“This loop trail gives visitors a view of the beach, dunes, and a touch of the bay.”
— Erica Ryder
Birding · Views · Wildlife
Swimming and sunbathing is not permitted on the refuge beach. Fishing, hiking, biking, shell collecting, wildlife observation and photography are encouraged.
The Seaside Trail
to Dune Trail
Loop is an excellent hike to see a little of the ocean and a little of the freshwater Back Bay. On your hike down the Seaside Trail
you may see turtles and birds as you travel next to a freshwater pond and shrubby trees. Once you reach the ocean you can collect shells, look for dolphins and enjoy the peacefulness of a secluded beach on your trek to the Dune Trail
Halfway through the dunes on this trail, you'll find a viewing platform from which you can see the ocean and the Back Bay. Be sure to stop for a look! On your return back north to the parking lot, you'll once again pass by freshwater ponds, with an opportunity to view turtles, snakes, great blue herons, and other birds.
Need to Know
This trail is very sunny during summer days with little to no shade. Plan accordingly for this hike.
The Seaside Trail
begins just next to the visitor center and parking areas. A wooden boardwalk takes hikers through the sand dunes and out onto the beach. To continue to the loop trail, turn right and hike south along the beach. Enjoy the peaceful atmosphere while looking for dolphins, pelicans and other wildlife. You may see fishermen along the way as well.

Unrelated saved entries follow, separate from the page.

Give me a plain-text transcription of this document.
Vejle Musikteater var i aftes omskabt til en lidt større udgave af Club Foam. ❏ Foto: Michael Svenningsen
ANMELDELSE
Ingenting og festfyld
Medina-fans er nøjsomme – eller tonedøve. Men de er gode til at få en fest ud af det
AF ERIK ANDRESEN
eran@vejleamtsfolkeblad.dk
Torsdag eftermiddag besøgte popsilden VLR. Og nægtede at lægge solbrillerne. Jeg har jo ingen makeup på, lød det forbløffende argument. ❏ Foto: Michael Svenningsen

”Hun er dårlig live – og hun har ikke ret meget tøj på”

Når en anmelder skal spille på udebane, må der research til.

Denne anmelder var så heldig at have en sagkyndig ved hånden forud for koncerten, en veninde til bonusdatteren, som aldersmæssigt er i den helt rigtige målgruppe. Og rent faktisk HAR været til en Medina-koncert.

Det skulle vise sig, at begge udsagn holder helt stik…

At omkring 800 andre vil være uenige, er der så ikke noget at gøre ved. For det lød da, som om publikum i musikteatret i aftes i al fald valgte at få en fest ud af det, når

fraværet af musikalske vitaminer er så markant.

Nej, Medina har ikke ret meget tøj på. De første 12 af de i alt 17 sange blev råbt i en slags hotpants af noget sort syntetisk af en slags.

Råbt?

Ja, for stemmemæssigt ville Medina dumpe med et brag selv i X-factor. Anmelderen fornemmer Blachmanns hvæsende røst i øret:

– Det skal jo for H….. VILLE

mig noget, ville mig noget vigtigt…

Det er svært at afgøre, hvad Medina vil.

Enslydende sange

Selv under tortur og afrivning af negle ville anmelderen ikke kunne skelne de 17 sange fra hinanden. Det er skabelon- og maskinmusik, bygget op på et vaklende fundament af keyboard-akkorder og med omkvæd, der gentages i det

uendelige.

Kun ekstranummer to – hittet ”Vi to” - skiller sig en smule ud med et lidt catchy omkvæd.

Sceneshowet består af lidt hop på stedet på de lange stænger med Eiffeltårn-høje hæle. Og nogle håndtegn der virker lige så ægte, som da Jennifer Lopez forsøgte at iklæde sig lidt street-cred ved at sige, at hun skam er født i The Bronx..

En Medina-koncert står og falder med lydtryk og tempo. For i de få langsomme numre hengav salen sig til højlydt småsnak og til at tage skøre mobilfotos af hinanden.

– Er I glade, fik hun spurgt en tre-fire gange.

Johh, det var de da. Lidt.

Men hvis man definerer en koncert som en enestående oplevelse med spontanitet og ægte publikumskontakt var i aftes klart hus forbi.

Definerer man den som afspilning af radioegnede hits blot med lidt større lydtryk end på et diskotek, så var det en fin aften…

Approximately a third of a mile from the Seaside Trail
, follow the Dune Trail
sign and hike over the first dune to access the trail. Continue on the boardwalk and enjoy the view from the platform halfway through the dunes. Once you exit the Dune Trail
boardwalk, take a right and continue north to the visitor center and parking lot on the gravel path.
Flora & Fauna
A variety of wildlife can be seen throughout the year. Birds that can be seen on this trail in the summer include brown pelicans, sanderlings, and gulls. Dolphins may also be seen swimming in the ocean.

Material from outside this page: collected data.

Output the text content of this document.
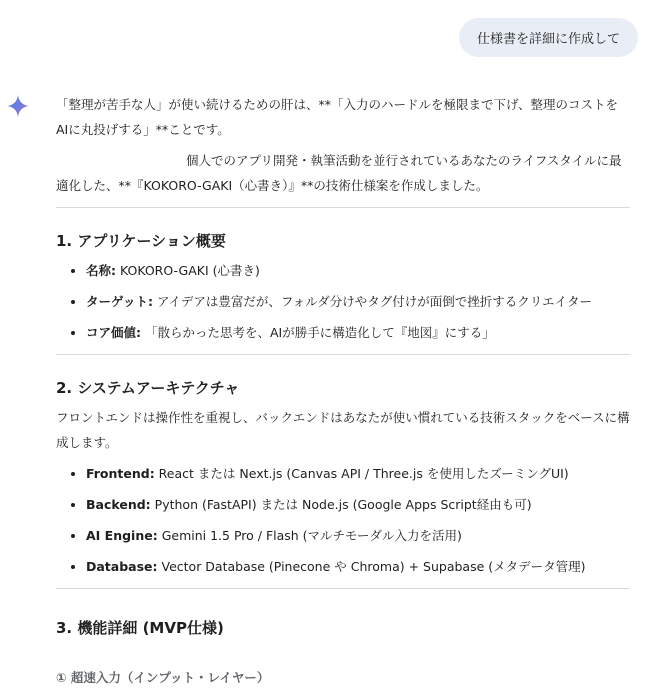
仕様書を詳細に作成して

「整理が苦手な人」が使い続けるための肝は、**「入力のハードルを極限まで下げ、整理のコストをAIに丸投げする」**ことです。

個人でのアプリ開発・執筆活動を並行されているあなたのライフスタイルに最適化した、**『KOKORO-GAKI（心書き）』**の技術仕様案を作成しました。

1. アプリケーション概要
• 名称: KOKORO-GAKI (心書き)
• ターゲット: アイデアは豊富だが、フォルダ分けやタグ付けが面倒で挫折するクリエイター
• コア価値: 「散らかった思考を、AIが勝手に構造化して『地図』にする」
2. システムアーキテクチャ

フロントエンドは操作性を重視し、バックエンドはあなたが使い慣れている技術スタックをベースに構成します。

• Frontend: React または Next.js (Canvas API / Three.js を使用したズーミングUI)
• Backend: Python (FastAPI) または Node.js (Google Apps Script経由も可)
• AI Engine: Gemini 1.5 Pro / Flash (マルチモーダル入力を活用)
• Database: Vector Database (Pinecone や Chroma) + Supabase (メタデータ管理)
3. 機能詳細 (MVP仕様)
① 超速入力（インプット・レイヤー）
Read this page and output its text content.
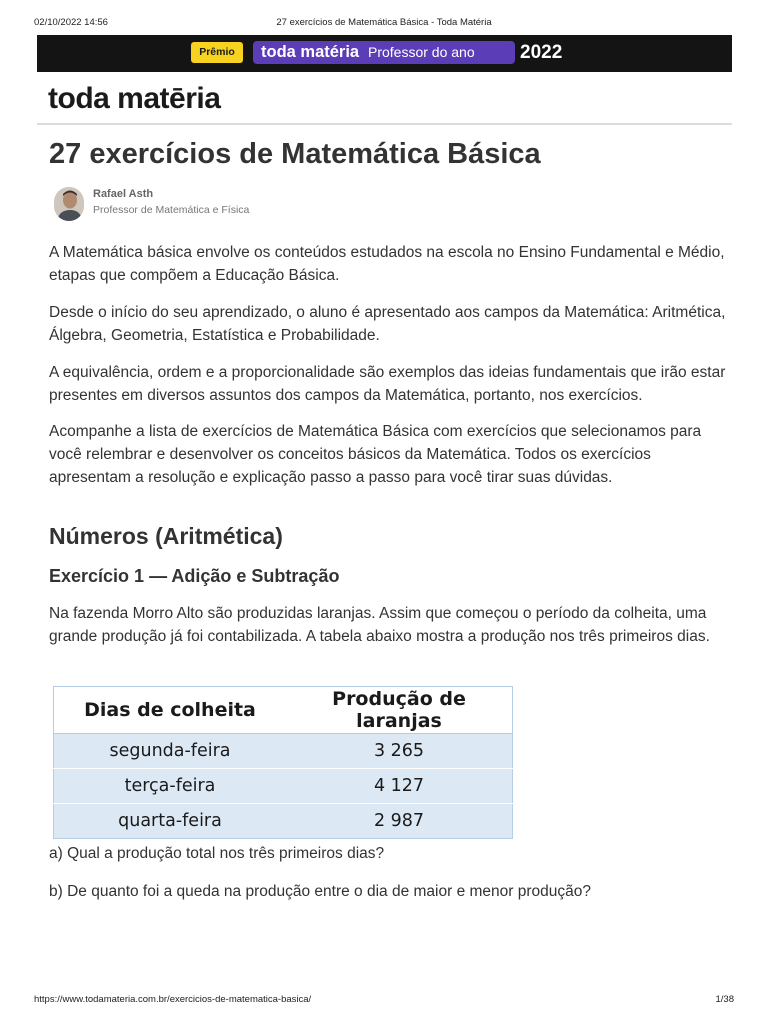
02/10/2022 14:56	27 exercícios de Matemática Básica - Toda Matéria
Prêmio	toda matéria Professor do ano 2022
toda matēria
27 exercícios de Matemática Básica
Rafael Asth
Professor de Matemática e Física

A Matemática básica envolve os conteúdos estudados na escola no Ensino Fundamental e Médio, etapas que compõem a Educação Básica.

Desde o início do seu aprendizado, o aluno é apresentado aos campos da Matemática: Aritmética, Álgebra, Geometria, Estatística e Probabilidade.

A equivalência, ordem e a proporcionalidade são exemplos das ideias fundamentais que irão estar presentes em diversos assuntos dos campos da Matemática, portanto, nos exercícios.

Acompanhe a lista de exercícios de Matemática Básica com exercícios que selecionamos para você relembrar e desenvolver os conceitos básicos da Matemática. Todos os exercícios apresentam a resolução e explicação passo a passo para você tirar suas dúvidas.

Números (Aritmética)
Exercício 1 — Adição e Subtração

Na fazenda Morro Alto são produzidas laranjas. Assim que começou o período da colheita, uma grande produção já foi contabilizada. A tabela abaixo mostra a produção nos três primeiros dias.

Dias de colheita	Produção de laranjas
segunda-feira	3 265
terça-feira	4 127
quarta-feira	2 987

a) Qual a produção total nos três primeiros dias?

b) De quanto foi a queda na produção entre o dia de maior e menor produção?

https://www.todamateria.com.br/exercicios-de-matematica-basica/	1/38
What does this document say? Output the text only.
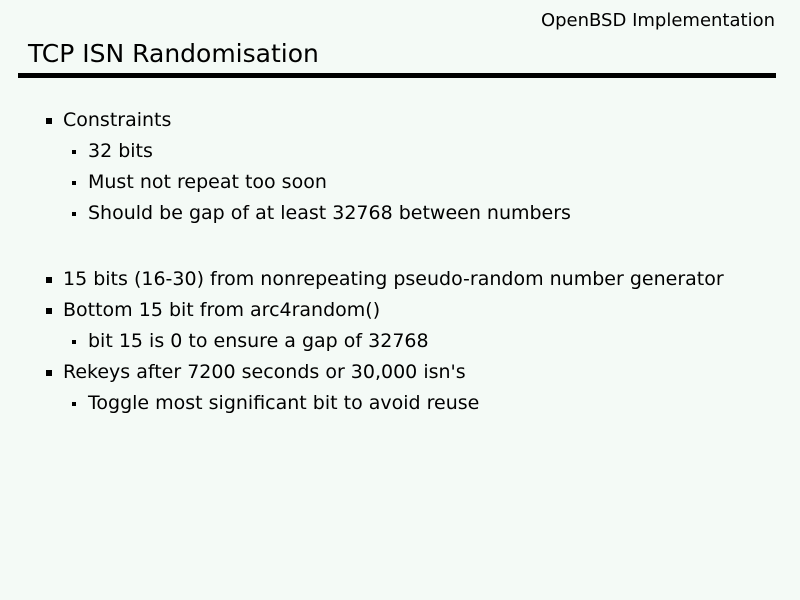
OpenBSD Implementation
TCP ISN Randomisation
Constraints
32 bits
Must not repeat too soon
Should be gap of at least 32768 between numbers
15 bits (16-30) from nonrepeating pseudo-random number generator
Bottom 15 bit from arc4random()
bit 15 is 0 to ensure a gap of 32768
Rekeys after 7200 seconds or 30,000 isn's
Toggle most significant bit to avoid reuse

Visitors also experience the fragile dune ecosystem. Flora that can be seen on this hike include wax myrtles, Virginia meadow beauty, trumpet vines, Virginia creepers, and sea oats.
History & Background
Fun Fact: The dunes you see are man-made structures. Around the time of the establishment of the wildlife refuge the Civilian Conservation Corps (part of Franklin Roosevelt's New Deal) planted dune grasses and constructed dune fencing to build up dunes in this area. Almost a century later, the dunes have completely cut off ocean washover to Back Bay and are now an ecosystem in their own right.